Between Chicago and Texas last season, Dempster went 12-8 with a 3.38 ERA in 173 innings of work, striking out 153 while walking 52. He has tossed at least 200 innings and started at least 30 games in four of the last five seasons. To say he’s been a durable pitcher in recent memory is an understatement.

In comparison, Jon Lester has thrown at least 200 innings in four of the last five seasons and started 30 games or more in five straight campaigns. Clay Buchholz has never started 30 games in a season or thrown 200 innings. Neither has Felix Doubront.

Dempster now joins Lester, Buchholz and Doubront—as well as John Lackey—in Boston’s starting rotation, a rotation that went 48-72 with a 5.19 ERA last season.

Boston’s latest acquisition only has limited experience against the opposing four teams in the American League East, and he’s had mixed success.

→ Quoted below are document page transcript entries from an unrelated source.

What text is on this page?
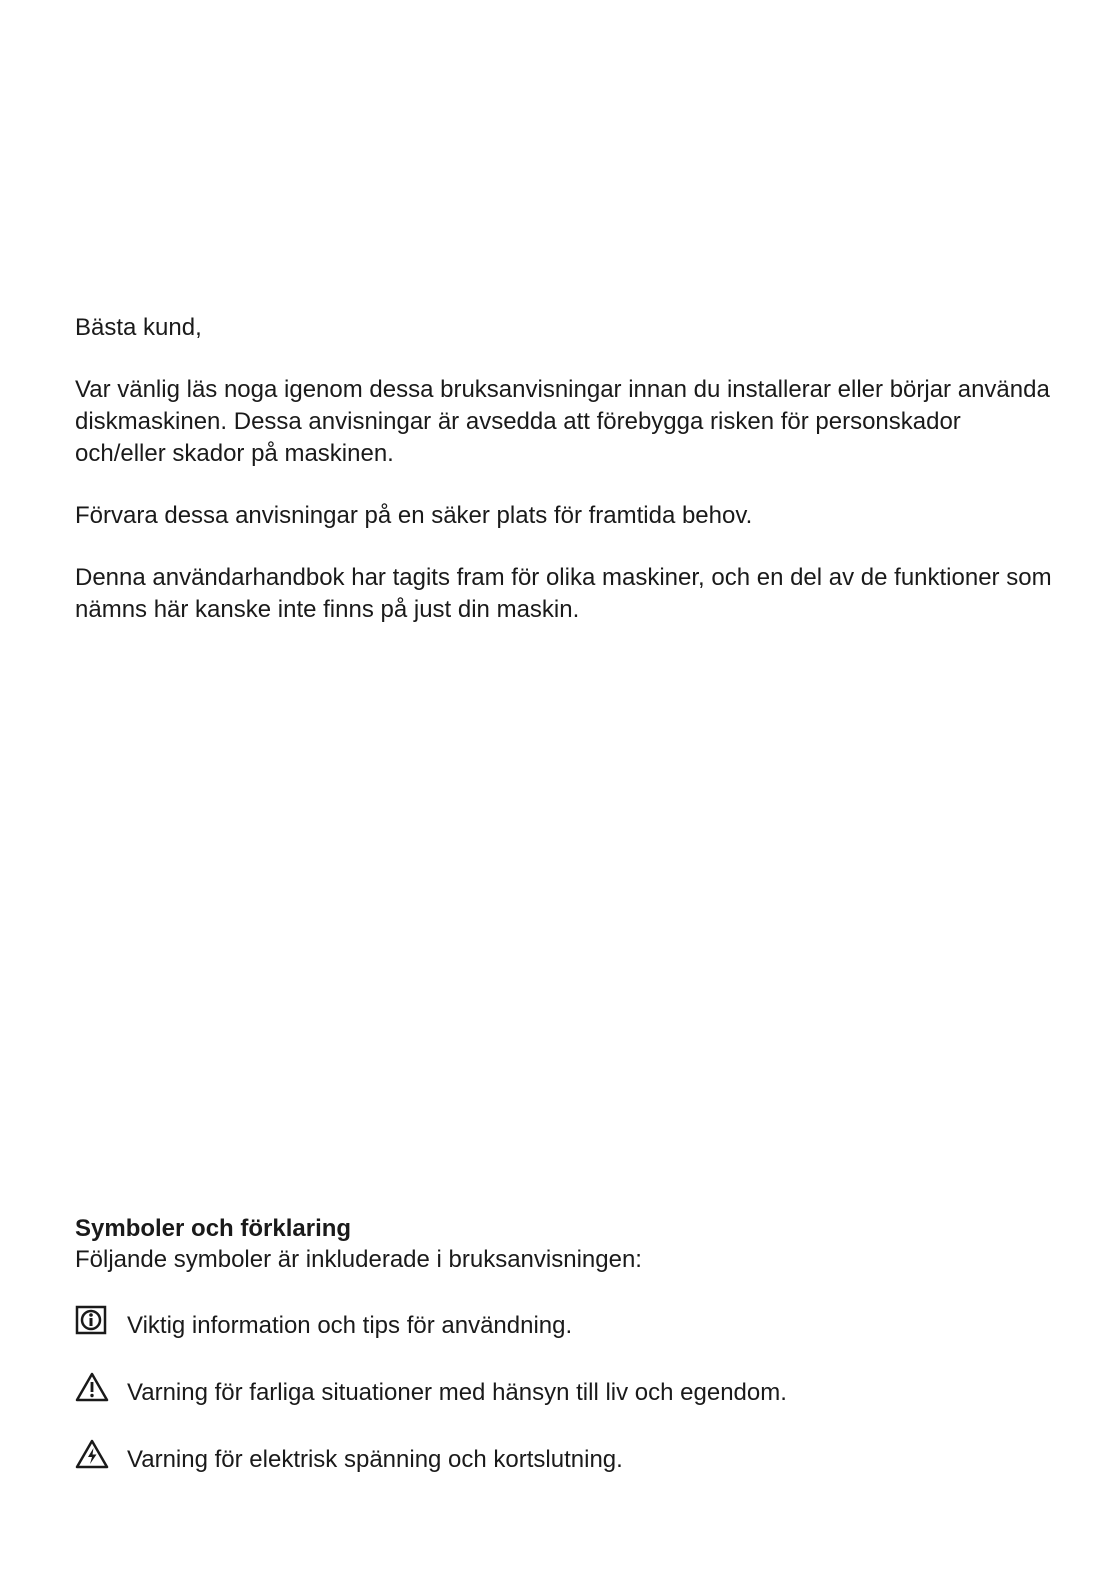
Bästa kund,

Var vänlig läs noga igenom dessa bruksanvisningar innan du installerar eller börjar använda diskmaskinen. Dessa anvisningar är avsedda att förebygga risken för personskador och/eller skador på maskinen.

Förvara dessa anvisningar på en säker plats för framtida behov.

Denna användarhandbok har tagits fram för olika maskiner, och en del av de funktioner som nämns här kanske inte finns på just din maskin.

Symboler och förklaring

Följande symboler är inkluderade i bruksanvisningen:

Viktig information och tips för användning.
Varning för farliga situationer med hänsyn till liv och egendom.
Varning för elektrisk spänning och kortslutning.
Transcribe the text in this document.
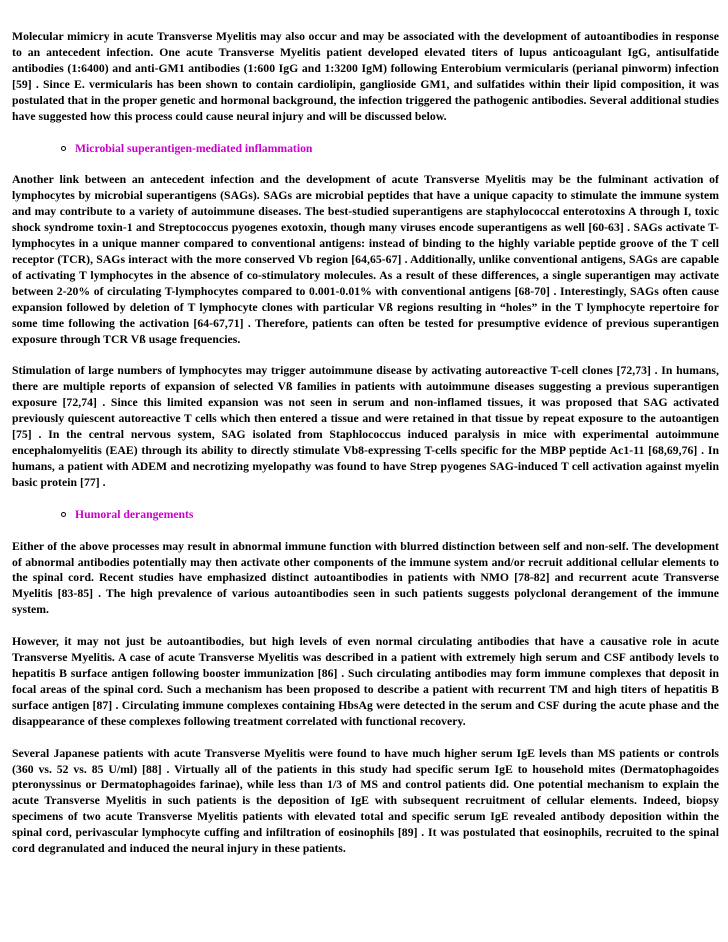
Molecular mimicry in acute Transverse Myelitis may also occur and may be associated with the development of autoantibodies in response to an antecedent infection. One acute Transverse Myelitis patient developed elevated titers of lupus anticoagulant IgG, antisulfatide antibodies (1:6400) and anti-GM1 antibodies (1:600 IgG and 1:3200 IgM) following Enterobium vermicularis (perianal pinworm) infection [59] . Since E. vermicularis has been shown to contain cardiolipin, ganglioside GM1, and sulfatides within their lipid composition, it was postulated that in the proper genetic and hormonal background, the infection triggered the pathogenic antibodies. Several additional studies have suggested how this process could cause neural injury and will be discussed below.

Microbial superantigen-mediated inflammation

Another link between an antecedent infection and the development of acute Transverse Myelitis may be the fulminant activation of lymphocytes by microbial superantigens (SAGs). SAGs are microbial peptides that have a unique capacity to stimulate the immune system and may contribute to a variety of autoimmune diseases. The best-studied superantigens are staphylococcal enterotoxins A through I, toxic shock syndrome toxin-1 and Streptococcus pyogenes exotoxin, though many viruses encode superantigens as well [60-63] . SAGs activate T-lymphocytes in a unique manner compared to conventional antigens: instead of binding to the highly variable peptide groove of the T cell receptor (TCR), SAGs interact with the more conserved Vb region [64,65-67] . Additionally, unlike conventional antigens, SAGs are capable of activating T lymphocytes in the absence of co-stimulatory molecules. As a result of these differences, a single superantigen may activate between 2-20% of circulating T-lymphocytes compared to 0.001-0.01% with conventional antigens [68-70] . Interestingly, SAGs often cause expansion followed by deletion of T lymphocyte clones with particular Vß regions resulting in “holes” in the T lymphocyte repertoire for some time following the activation [64-67,71] . Therefore, patients can often be tested for presumptive evidence of previous superantigen exposure through TCR Vß usage frequencies.

Stimulation of large numbers of lymphocytes may trigger autoimmune disease by activating autoreactive T-cell clones [72,73] . In humans, there are multiple reports of expansion of selected Vß families in patients with autoimmune diseases suggesting a previous superantigen exposure [72,74] . Since this limited expansion was not seen in serum and non-inflamed tissues, it was proposed that SAG activated previously quiescent autoreactive T cells which then entered a tissue and were retained in that tissue by repeat exposure to the autoantigen [75] . In the central nervous system, SAG isolated from Staphlococcus induced paralysis in mice with experimental autoimmune encephalomyelitis (EAE) through its ability to directly stimulate Vb8-expressing T-cells specific for the MBP peptide Ac1-11 [68,69,76] . In humans, a patient with ADEM and necrotizing myelopathy was found to have Strep pyogenes SAG-induced T cell activation against myelin basic protein [77] .

Humoral derangements

Either of the above processes may result in abnormal immune function with blurred distinction between self and non-self. The development of abnormal antibodies potentially may then activate other components of the immune system and/or recruit additional cellular elements to the spinal cord. Recent studies have emphasized distinct autoantibodies in patients with NMO [78-82] and recurrent acute Transverse Myelitis [83-85] . The high prevalence of various autoantibodies seen in such patients suggests polyclonal derangement of the immune system.

However, it may not just be autoantibodies, but high levels of even normal circulating antibodies that have a causative role in acute Transverse Myelitis. A case of acute Transverse Myelitis was described in a patient with extremely high serum and CSF antibody levels to hepatitis B surface antigen following booster immunization [86] . Such circulating antibodies may form immune complexes that deposit in focal areas of the spinal cord. Such a mechanism has been proposed to describe a patient with recurrent TM and high titers of hepatitis B surface antigen [87] . Circulating immune complexes containing HbsAg were detected in the serum and CSF during the acute phase and the disappearance of these complexes following treatment correlated with functional recovery.

Several Japanese patients with acute Transverse Myelitis were found to have much higher serum IgE levels than MS patients or controls (360 vs. 52 vs. 85 U/ml) [88] . Virtually all of the patients in this study had specific serum IgE to household mites (Dermatophagoides pteronyssinus or Dermatophagoides farinae), while less than 1/3 of MS and control patients did. One potential mechanism to explain the acute Transverse Myelitis in such patients is the deposition of IgE with subsequent recruitment of cellular elements. Indeed, biopsy specimens of two acute Transverse Myelitis patients with elevated total and specific serum IgE revealed antibody deposition within the spinal cord, perivascular lymphocyte cuffing and infiltration of eosinophils [89] . It was postulated that eosinophils, recruited to the spinal cord degranulated and induced the neural injury in these patients.
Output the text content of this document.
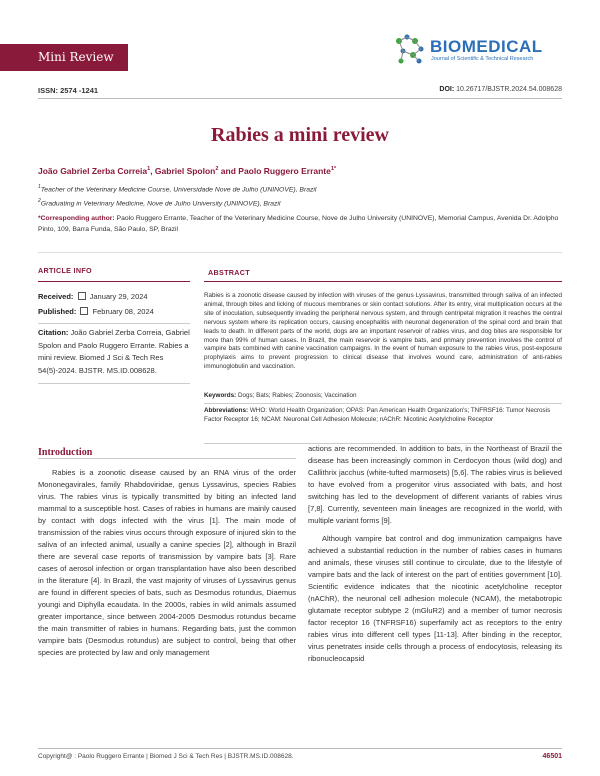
Mini Review
BIOMEDICAL
Journal of Scientific & Technical Research
ISSN: 2574 -1241	DOI: 10.26717/BJSTR.2024.54.008628
Rabies a mini review
João Gabriel Zerba Correia$^1$, Gabriel Spolon$^2$ and Paolo Ruggero Errante$^{1*}$
$^1$Teacher of the Veterinary Medicine Course, Universidade Nove de Julho (UNINOVE), Brazil
$^2$Graduating in Veterinary Medicine, Nove de Julho University (UNINOVE), Brazil
*Corresponding author: Paolo Ruggero Errante, Teacher of the Veterinary Medicine Course, Nove de Julho University (UNINOVE), Memorial Campus, Avenida Dr. Adolpho Pinto, 109, Barra Funda, São Paulo, SP, Brazil
ARTICLE INFO	ABSTRACT
Received: January 29, 2024
Published: February 08, 2024
Citation: João Gabriel Zerba Correia, Gabriel Spolon and Paolo Ruggero Errante. Rabies a mini review. Biomed J Sci & Tech Res 54(5)-2024. BJSTR. MS.ID.008628.
Rabies is a zoonotic disease caused by infection with viruses of the genus Lyssavirus, transmitted through saliva of an infected animal, through bites and licking of mucous membranes or skin contact solutions. After its entry, viral multiplication occurs at the site of inoculation, subsequently invading the peripheral nervous system, and through centripetal migration it reaches the central nervous system where its replication occurs, causing encephalitis with neuronal degeneration of the spinal cord and brain that leads to death. In different parts of the world, dogs are an important reservoir of rabies virus, and dog bites are responsible for more than 99% of human cases. In Brazil, the main reservoir is vampire bats, and primary prevention involves the control of vampire bats combined with canine vaccination campaigns. In the event of human exposure to the rabies virus, post-exposure prophylaxis aims to prevent progression to clinical disease that involves wound care, administration of anti-rabies immunoglobulin and vaccination.
Keywords: Dogs; Bats; Rabies; Zoonosis; Vaccination
Abbreviations: WHO: World Health Organization; OPAS: Pan American Health Organization's; TNFRSF16: Tumor Necrosis Factor Receptor 16; NCAM: Neuronal Cell Adhesion Molecule; nAChR: Nicotinic Acetylcholine Receptor
Introduction

Rabies is a zoonotic disease caused by an RNA virus of the order Mononegavirales, family Rhabdoviridae, genus Lyssavirus, species Rabies virus. The rabies virus is typically transmitted by biting an infected land mammal to a susceptible host. Cases of rabies in humans are mainly caused by contact with dogs infected with the virus [1]. The main mode of transmission of the rabies virus occurs through exposure of injured skin to the saliva of an infected animal, usually a canine species [2], although in Brazil there are several case reports of transmission by vampire bats [3]. Rare cases of aerosol infection or organ transplantation have also been described in the literature [4]. In Brazil, the vast majority of viruses of Lyssavirus genus are found in different species of bats, such as Desmodus rotundus, Diaemus youngi and Diphylla ecaudata. In the 2000s, rabies in wild animals assumed greater importance, since between 2004-2005 Desmodus rotundus became the main transmitter of rabies in humans. Regarding bats, just the common vampire bats (Desmodus rotundus) are subject to control, being that other species are protected by law and only management

actions are recommended. In addition to bats, in the Northeast of Brazil the disease has been increasingly common in Cerdocyon thous (wild dog) and Callithrix jacchus (white-tufted marmosets) [5,6]. The rabies virus is believed to have evolved from a progenitor virus associated with bats, and host switching has led to the development of different variants of rabies virus [7,8]. Currently, seventeen main lineages are recognized in the world, with multiple variant forms [9].

Although vampire bat control and dog immunization campaigns have achieved a substantial reduction in the number of rabies cases in humans and animals, these viruses still continue to circulate, due to the lifestyle of vampire bats and the lack of interest on the part of entities government [10]. Scientific evidence indicates that the nicotinic acetylcholine receptor (nAChR), the neuronal cell adhesion molecule (NCAM), the metabotropic glutamate receptor subtype 2 (mGluR2) and a member of tumor necrosis factor receptor 16 (TNFRSF16) superfamily act as receptors to the entry rabies virus into different cell types [11-13]. After binding in the receptor, virus penetrates inside cells through a process of endocytosis, releasing its ribonucleocapsid

Copyright@ : Paolo Ruggero Errante | Biomed J Sci & Tech Res | BJSTR.MS.ID.008628.	46501
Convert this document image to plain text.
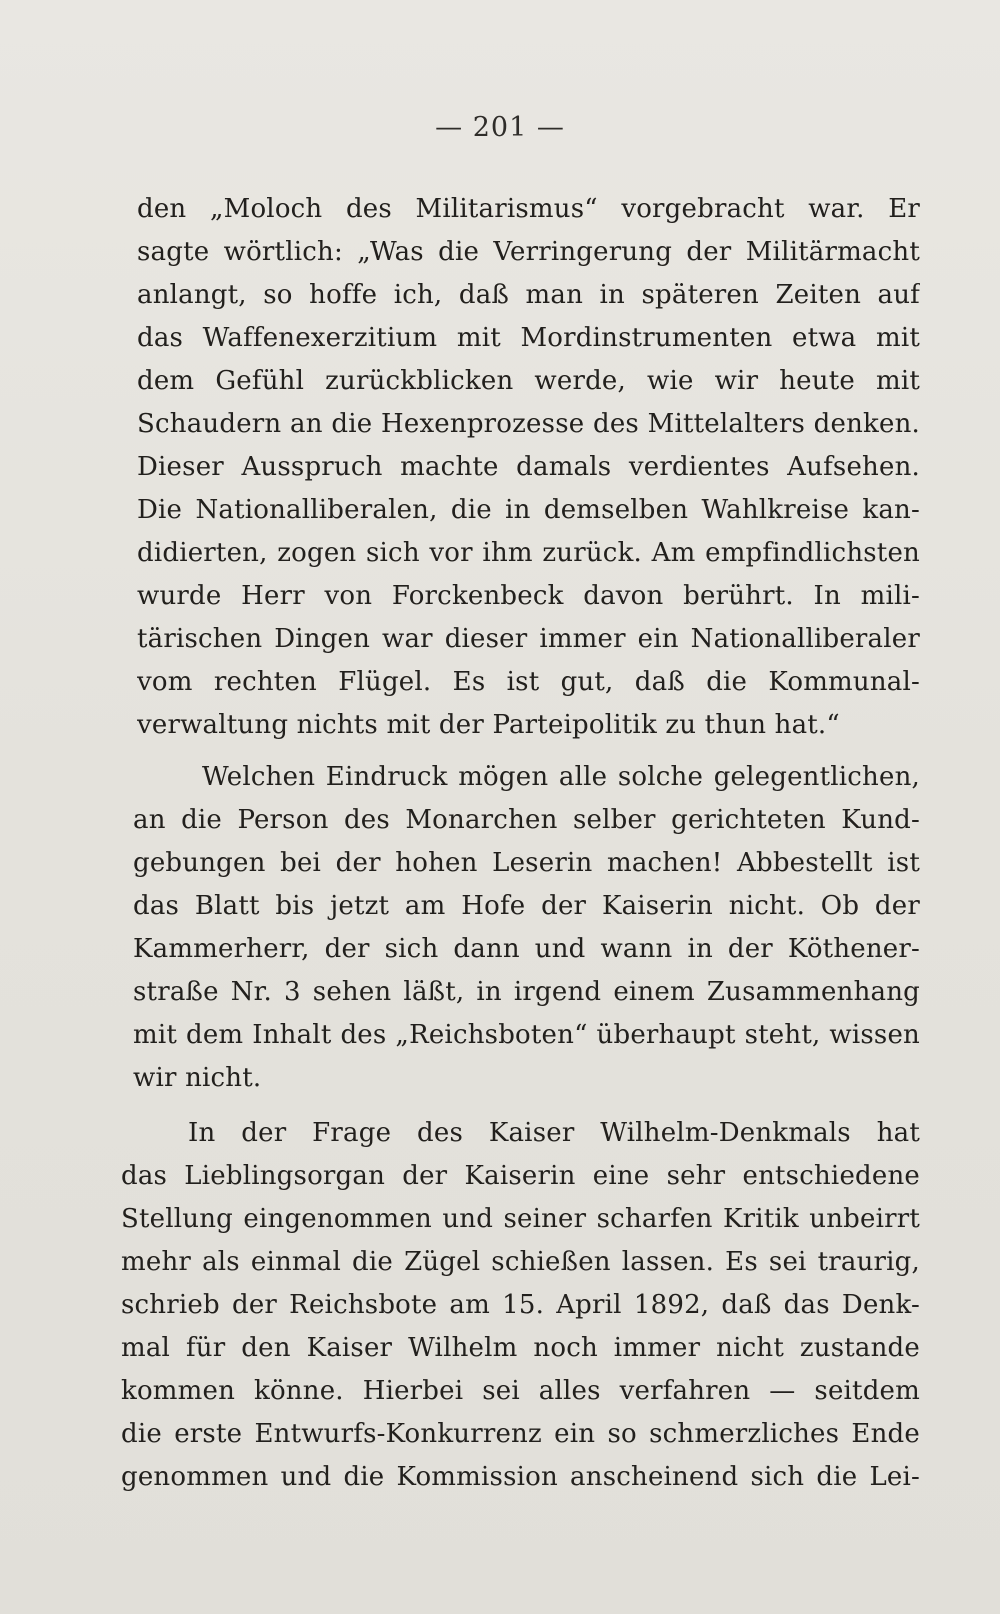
— 201 —
den „Moloch des Militarismus“ vorgebracht war. Er
sagte wörtlich: „Was die Verringerung der Militärmacht
anlangt, so hoffe ich, daß man in späteren Zeiten auf
das Waffenexerzitium mit Mordinstrumenten etwa mit
dem Gefühl zurückblicken werde, wie wir heute mit
Schaudern an die Hexenprozesse des Mittelalters denken.
Dieser Ausspruch machte damals verdientes Aufsehen.
Die Nationalliberalen, die in demselben Wahlkreise kan-
didierten, zogen sich vor ihm zurück. Am empfindlichsten
wurde Herr von Forckenbeck davon berührt. In mili-
tärischen Dingen war dieser immer ein Nationalliberaler
vom rechten Flügel. Es ist gut, daß die Kommunal-
verwaltung nichts mit der Parteipolitik zu thun hat.“
Welchen Eindruck mögen alle solche gelegentlichen,
an die Person des Monarchen selber gerichteten Kund-
gebungen bei der hohen Leserin machen! Abbestellt ist
das Blatt bis jetzt am Hofe der Kaiserin nicht. Ob der
Kammerherr, der sich dann und wann in der Köthener-
straße Nr. 3 sehen läßt, in irgend einem Zusammenhang
mit dem Inhalt des „Reichsboten“ überhaupt steht, wissen
wir nicht.
In der Frage des Kaiser Wilhelm-Denkmals hat
das Lieblingsorgan der Kaiserin eine sehr entschiedene
Stellung eingenommen und seiner scharfen Kritik unbeirrt
mehr als einmal die Zügel schießen lassen. Es sei traurig,
schrieb der Reichsbote am 15. April 1892, daß das Denk-
mal für den Kaiser Wilhelm noch immer nicht zustande
kommen könne. Hierbei sei alles verfahren — seitdem
die erste Entwurfs-Konkurrenz ein so schmerzliches Ende
genommen und die Kommission anscheinend sich die Lei-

In two starts against the Baltimore Orioles, he’s 1-0 with a 1.35 ERA in 13.1 innings. Against the New York Yankees, however, he’s 0-4 with a 7.62 in five starts and 28.1 innings. Dempster is 3-4 with a 4.29 ERA in 51 innings against the Tampa Bay Rays and 0-0 with a 5.27 ERA in 13.2 innings against the Toronto Blue Jays.

No matter what his record against the AL East clubs was, however, the Red Sox needed to find another starting pitcher. With only four legitimate starters on the 25-man roster going into this past week, the Red Sox were flirting with the idea of having Franklin Morales start again. Now, they can have Morales stay in the bullpen, a place he’s pitched from most often over the course of his career.

The biggest factor to consider when looking at this Dempster signing is that the Red Sox filled a void without creating another. They didn’t trade for a frontline starter that involved giving up major league or minor league talent. They signed an above-average starter to a very reasonable contract and are now in a better position to succeed in 2013.